Out: Thursday, 10 February
Due: Wednesday, 16 February, 11:59 pm
Latest Possible Submission Time: Saturday, 19 February, 11:59pm
Turnin: Gradescope
All parts of this question are about code the compiler produces for this bit of C (whose meaning should be clear to you because it's the same as in Java). Both the scalar (integer) variable i and the integer array A are local variables.
for (i=1; i<100; i++) { A[i] += A[i-1]; }
For each snippet of assembler shown, corresponding to different optimization levels, indicate how many cycles are needed to issue all the instructions on a 5 stage pipeline with forwarding. The differences among the number of cycles reflect both the limitations of pipelining and the distinctions in the code that might be produced by the compiler.

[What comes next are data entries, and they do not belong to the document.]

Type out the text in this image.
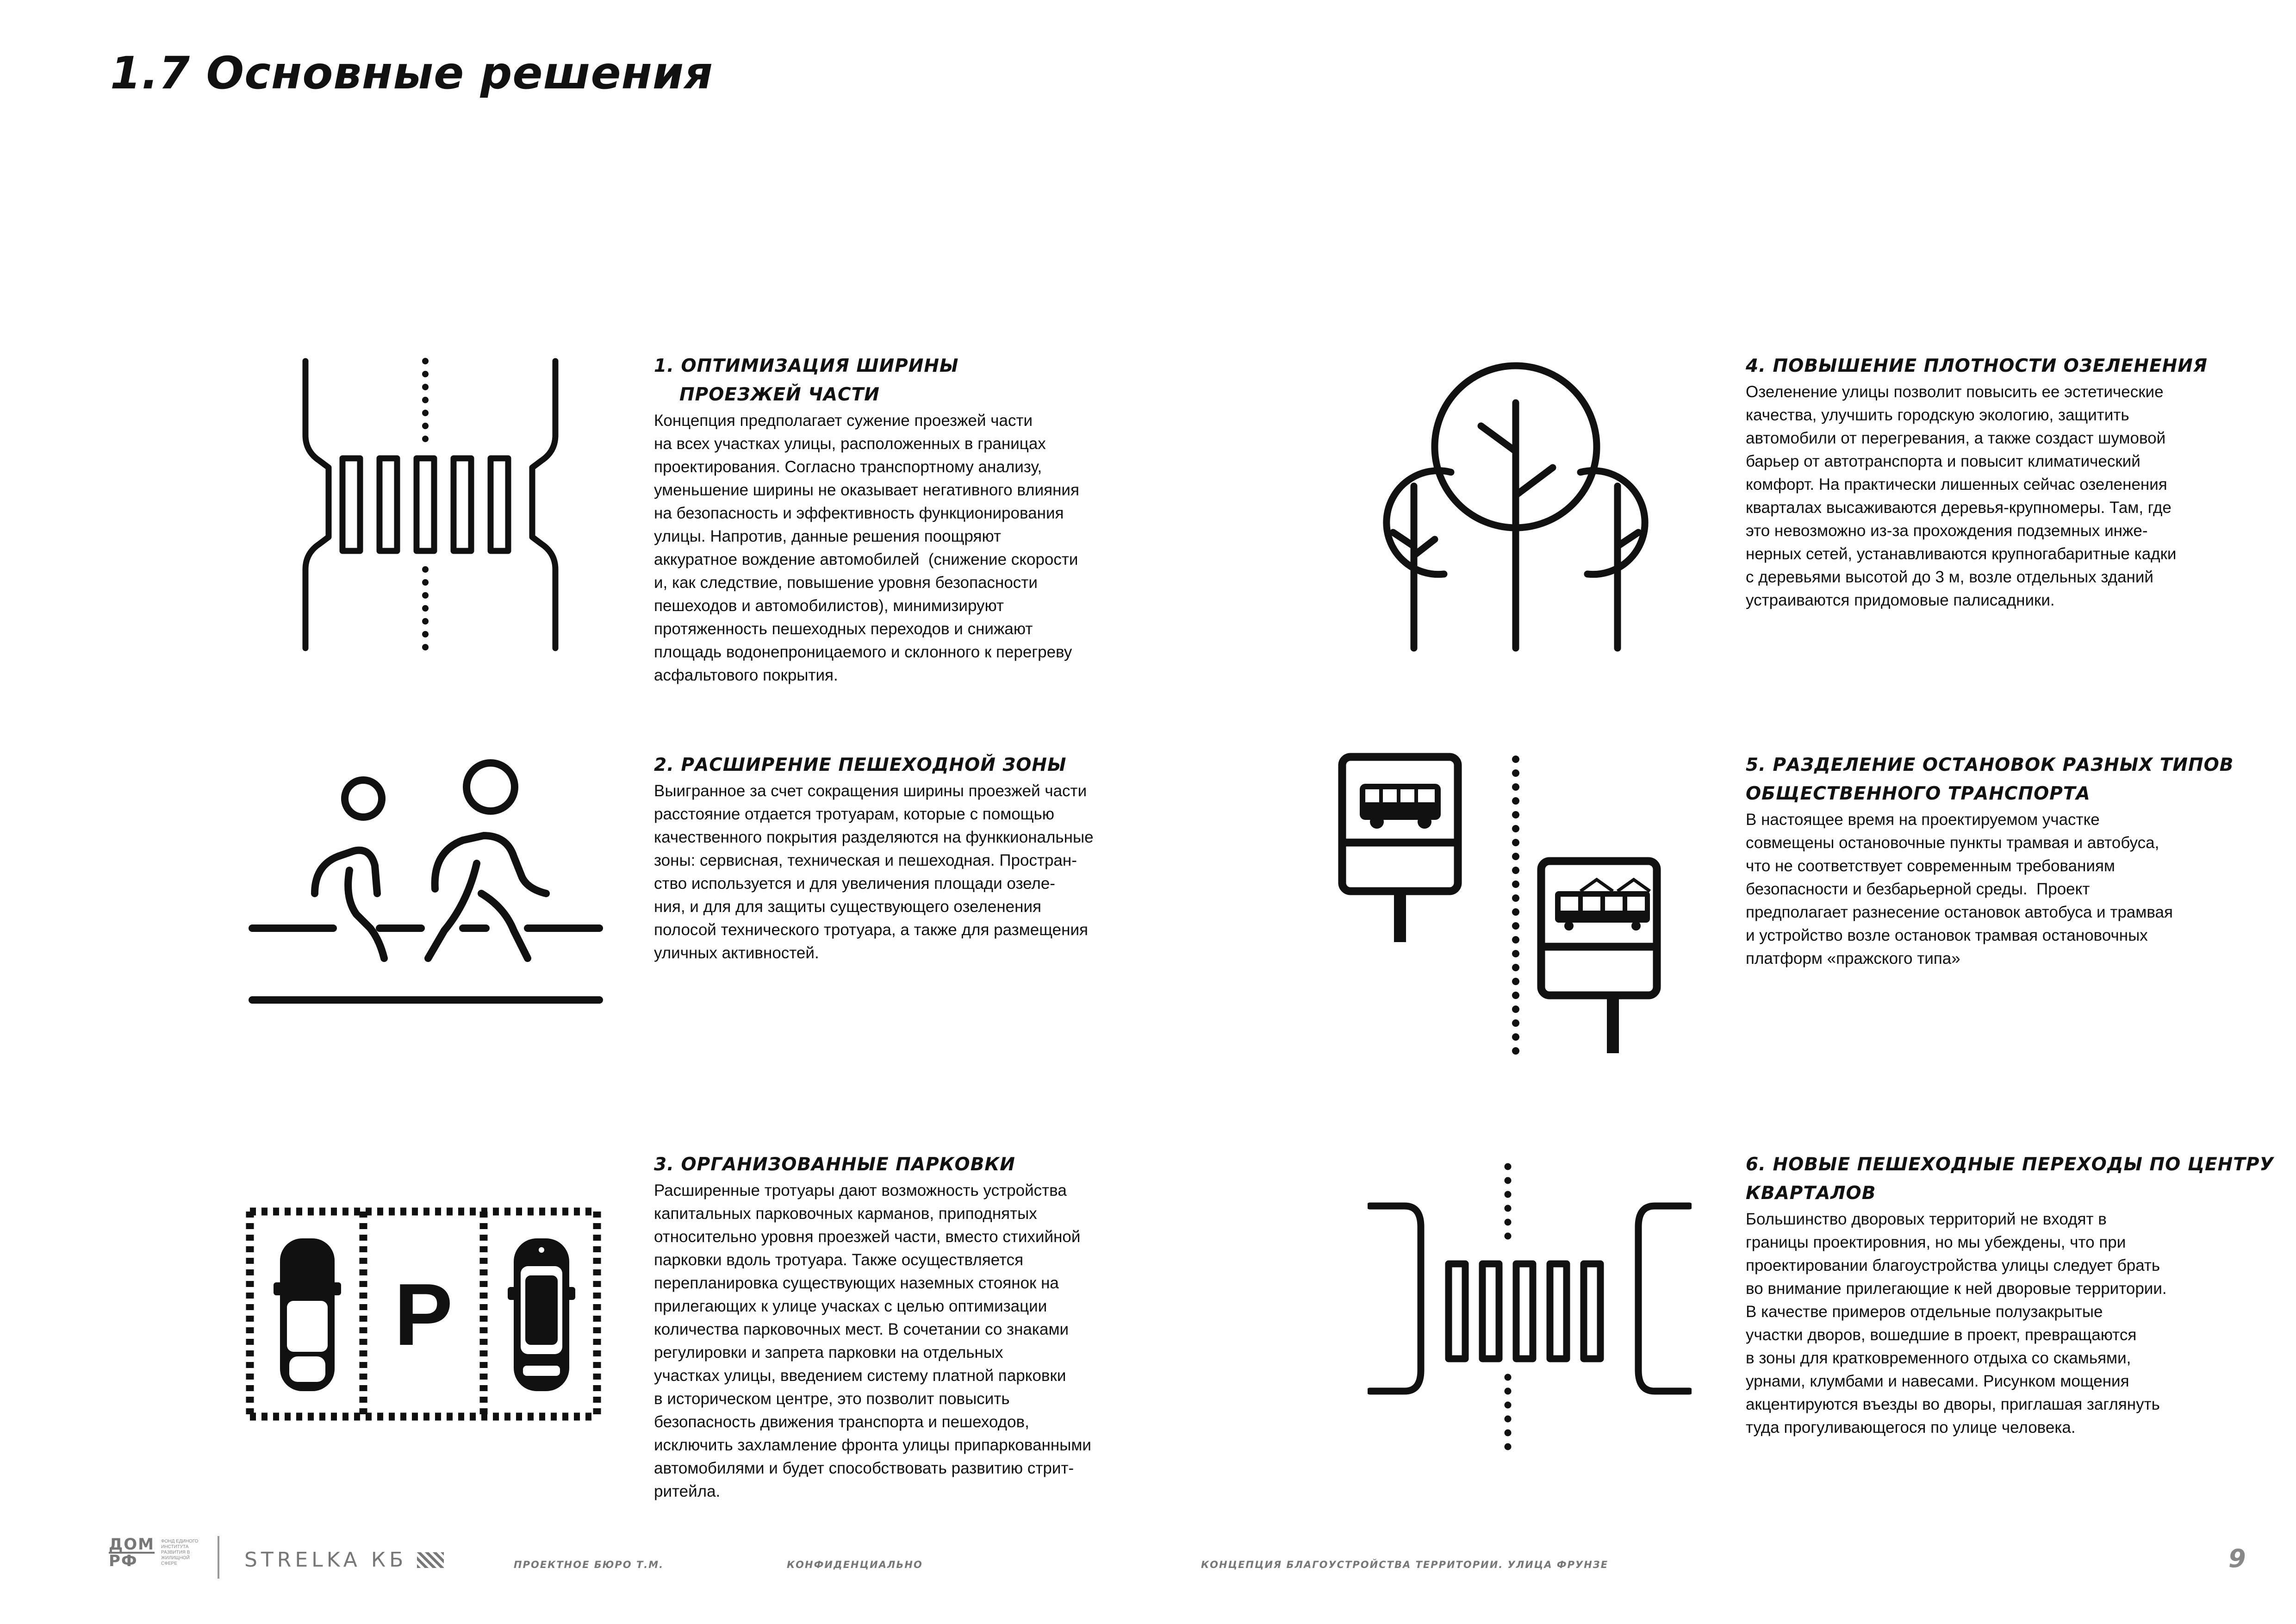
1.7 Основные решения
1. ОПТИМИЗАЦИЯ ШИРИНЫ
ПРОЕЗЖЕЙ ЧАСТИ

Концепция предполагает сужение проезжей части
на всех участках улицы, расположенных в границах
проектирования. Согласно транспортному анализу,
уменьшение ширины не оказывает негативного влияния
на безопасность и эффективность функционирования
улицы. Напротив, данные решения поощряют
аккуратное вождение автомобилей  (снижение скорости
и, как следствие, повышение уровня безопасности
пешеходов и автомобилистов), минимизируют
протяженность пешеходных переходов и снижают
площадь водонепроницаемого и склонного к перегреву
асфальтового покрытия.

2. РАСШИРЕНИЕ ПЕШЕХОДНОЙ ЗОНЫ

Выигранное за счет сокращения ширины проезжей части
расстояние отдается тротуарам, которые с помощью
качественного покрытия разделяются на функкиональные
зоны: сервисная, техническая и пешеходная. Простран-
ство используется и для увеличения площади озеле-
ния, и для для защиты существующего озеленения
полосой технического тротуара, а также для размещения
уличных активностей.

P
3. ОРГАНИЗОВАННЫЕ ПАРКОВКИ

Расширенные тротуары дают возможность устройства
капитальных парковочных карманов, приподнятых
относительно уровня проезжей части, вместо стихийной
парковки вдоль тротуара. Также осуществляется
перепланировка существующих наземных стоянок на
прилегающих к улице учасках с целью оптимизации
количества парковочных мест. В сочетании со знаками
регулировки и запрета парковки на отдельных
участках улицы, введением систему платной парковки
в историческом центре, это позволит повысить
безопасность движения транспорта и пешеходов,
исключить захламление фронта улицы припаркованными
автомобилями и будет способствовать развитию стрит-
ритейла.

4. ПОВЫШЕНИЕ ПЛОТНОСТИ ОЗЕЛЕНЕНИЯ

Озеленение улицы позволит повысить ее эстетические
качества, улучшить городскую экологию, защитить
автомобили от перегревания, а также создаст шумовой
барьер от автотранспорта и повысит климатический
комфорт. На практически лишенных сейчас озеленения
кварталах высаживаются деревья-крупномеры. Там, где
это невозможно из-за прохождения подземных инже-
нерных сетей, устанавливаются крупногабаритные кадки
с деревьями высотой до 3 м, возле отдельных зданий
устраиваются придомовые палисадники.

5. РАЗДЕЛЕНИЕ ОСТАНОВОК РАЗНЫХ ТИПОВ
ОБЩЕСТВЕННОГО ТРАНСПОРТА

В настоящее время на проектируемом участке
совмещены остановочные пункты трамвая и автобуса,
что не соответствует современным требованиям
безопасности и безбарьерной среды.  Проект
предполагает разнесение остановок автобуса и трамвая
и устройство возле остановок трамвая остановочных
платформ «пражского типа»

6. НОВЫЕ ПЕШЕХОДНЫЕ ПЕРЕХОДЫ ПО ЦЕНТРУ
КВАРТАЛОВ

Большинство дворовых территорий не входят в
границы проектировния, но мы убеждены, что при
проектировании благоустройства улицы следует брать
во внимание прилегающие к ней дворовые территории.
В качестве примеров отдельные полузакрытые
участки дворов, вошедшие в проект, превращаются
в зоны для кратковременного отдыха со скамьями,
урнами, клумбами и навесами. Рисунком мощения
акцентируются въезды во дворы, приглашая заглянуть
туда прогуливающегося по улице человека.

ДОМ
РФ
ФОНД ЕДИНОГО ИНСТИТУТА РАЗВИТИЯ В ЖИЛИЩНОЙ СФЕРЕ	STRELKA КБ	ПРОЕКТНОЕ БЮРО Т.М.	КОНФИДЕНЦИАЛЬНО	КОНЦЕПЦИЯ БЛАГОУСТРОЙСТВА ТЕРРИТОРИИ. УЛИЦА ФРУНЗЕ	9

.L3: lw a5,-20(s0) slli a5,a5,2 addi a4,s0,-16 add a5,a4,a5 lw a4,-404(a5) lw a5,-20(s0) addi a5,a5,-1 slli a5,a5,2 addi a3,s0,-16 add a5,a3,a5 lw a5,-404(a5) add a4,a4,a5 lw a5,-20(s0) slli a5,a5,2 addi a3,s0,-16 add a5,a3,a5 sw a4,-404(a5) lw a5,-20(s0) addi a5,a5,1 sw a5,-20(s0) .L2: lw a4,-20(s0) li a5,99 ble a4,a5,.L3
How many cycles are required to issue all the instructions in this version of the code?
It takes one cycle to issue each instruction plus one cycle for each bubble that has to be inserted because of RAW dependences on values produced by a lw instruction (as that dependence cannot be resolved by forwarding). THere are 23 instructions and 5 unresolvable RAW dependences, so it takes 28 cycles to issue these instructions.
In this version the compiler doesn't bother to update local variable i as it goes through the loop. Instead, it recognizes that it can have a register pointing at the next array element and just increment that pointer by 4 each iteration. (a5 is that pointer. a2 is a pointer to the end of array. Both are initialized before entering the loop.)
.L7: lw a4,0(a5) lw a3,-4(a5) add a4,a4,a3 sw a4,0(a5) addi a5,a5,4 bne a5,a2,.L7
How many cycles are required to issue all the instructions in this version of the code?
There are 6 instructions and one unresolvable RAW dependence, so 7 cycles.
We ask the compiler to try harder to optimize.
.L4: lw a4,0(a5) lw a3,-4(a5) addi a5,a5,4 add a4,a4,a3 sw a4,-4(a5) bne a5,a2,.L4
(A) How many cycles are required to issue all the instructions in this version of the code?
There are 6 instructions and no unresolvable RAW dependence, so 6 cycles.
(B) What optimization did the compiler make here, relative to the -O1 case?
The compiler moved the addi instruction to immediately after the lw, thus allowing the pipeline to issue a useful instruction instead of being forced to issue a bubble. This was possible because the addi has no dependences with any of the instructions it "passed" when moving it earlier in the execution sequence.
.L4: lw a3,0(a5) addi a5,a5,4 add a4,a4,a3 sw a4,-4(a5) bne a5,a2,.L4
(A) How many cycles are required to issue all the instructions in this version of the code?
There are 5 instructions and no unresolvable RAW dependence, so 5 cycles.
(B)The compiler optimized across loop iterations by recognizing that the value stored at the end of an iteration (in the previous verison of the code) was loaded at the top of the next iteration. It found a way to avoid the re-load. (It must still store a value each iteration because of the meaning of the C loop.)
(A) Draw a dependence diagram of the instruction stream from Question 2 (-O1). Label each dependence with its type: RAW (read-after-write), WAR (write-after-read), or WAW (write-after-write).
(B) Assuming that the CPU has enough hardware resources (e.g., ALU's) that instructions are never delayed due to hardware contention but only due to dependences, and assuming that each instruction can be completed in one cycle once it is eligible to run, how lmany cycles would such a processor take to execute the instruction sequence?
5 cycles
Turnin a pdf file with your answers on Canvas.